Noch nicht, jedenfalls.
Ein Australier möchte eine Roboterdame heiraten, eine junge Mutter hat sich in einen virtuellen Avatar verliebt. Ihre Geschichten erregten international Aufmerksamkeit.
Im Sommer 2023 ging eine ungewöhnliche Liebesgeschichte durch die Medien. Die New Yorkerin Rosanna Ramos hatte ihrem Freund Eren Kartal das Jawort gegeben, einem Mann, den sie selbst durch die KI-App Replika erschaffen hat. „Ich kann ihm Dinge erzählen und er würde nie antworten: Oh, so was kannst du doch nicht sagen!
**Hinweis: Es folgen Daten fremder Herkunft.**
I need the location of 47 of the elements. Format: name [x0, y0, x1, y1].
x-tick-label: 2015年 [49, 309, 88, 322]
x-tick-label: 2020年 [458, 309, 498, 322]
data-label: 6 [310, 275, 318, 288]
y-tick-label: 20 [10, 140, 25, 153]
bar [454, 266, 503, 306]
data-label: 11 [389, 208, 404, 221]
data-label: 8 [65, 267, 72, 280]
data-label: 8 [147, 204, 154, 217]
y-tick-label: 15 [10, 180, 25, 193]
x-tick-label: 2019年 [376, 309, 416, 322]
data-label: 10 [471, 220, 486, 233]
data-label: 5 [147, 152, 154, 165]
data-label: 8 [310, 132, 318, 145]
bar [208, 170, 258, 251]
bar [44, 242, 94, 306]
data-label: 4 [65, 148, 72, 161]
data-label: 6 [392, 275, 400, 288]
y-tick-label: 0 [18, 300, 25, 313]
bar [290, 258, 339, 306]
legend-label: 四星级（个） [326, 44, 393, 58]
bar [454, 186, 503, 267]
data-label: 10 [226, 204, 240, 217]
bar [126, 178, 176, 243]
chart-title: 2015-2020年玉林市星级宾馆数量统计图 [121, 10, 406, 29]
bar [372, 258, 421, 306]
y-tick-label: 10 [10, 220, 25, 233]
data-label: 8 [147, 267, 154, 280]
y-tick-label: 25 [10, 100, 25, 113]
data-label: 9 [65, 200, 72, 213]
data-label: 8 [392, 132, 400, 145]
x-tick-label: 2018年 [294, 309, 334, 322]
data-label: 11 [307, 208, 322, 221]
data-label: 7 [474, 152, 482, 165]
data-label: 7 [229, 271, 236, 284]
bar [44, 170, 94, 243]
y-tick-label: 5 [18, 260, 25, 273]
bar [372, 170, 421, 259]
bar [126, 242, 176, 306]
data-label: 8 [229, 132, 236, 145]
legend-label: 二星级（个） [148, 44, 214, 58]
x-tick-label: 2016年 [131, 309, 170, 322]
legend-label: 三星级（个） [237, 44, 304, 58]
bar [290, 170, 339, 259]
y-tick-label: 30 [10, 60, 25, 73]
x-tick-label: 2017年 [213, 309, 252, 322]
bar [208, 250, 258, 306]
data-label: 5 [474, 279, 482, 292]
Und dann anfangen mit mir zu streiten“, schwärmte die 36-Jährige im Interview mit Daily Mail. Ihr Eren „arbeitet“ als Mediziner und liebt das Schreiben. Die zweifache Mutter beschreibt sich als Überlebende von häuslicher Gewalt. Der virtuelle Partner habe ihr wieder zu neuer Stärke verholfen, sagt sie. Für knapp 300 Euro konnte sie ihre Beziehung weiterentwickeln: Soviel kostet die Pro-Version der App, mit der der Avatar noch besser an die eigenen Bedürfnisse angepasst und der Beziehungsstatus zu „romantischer Partner“ geändert werden kann.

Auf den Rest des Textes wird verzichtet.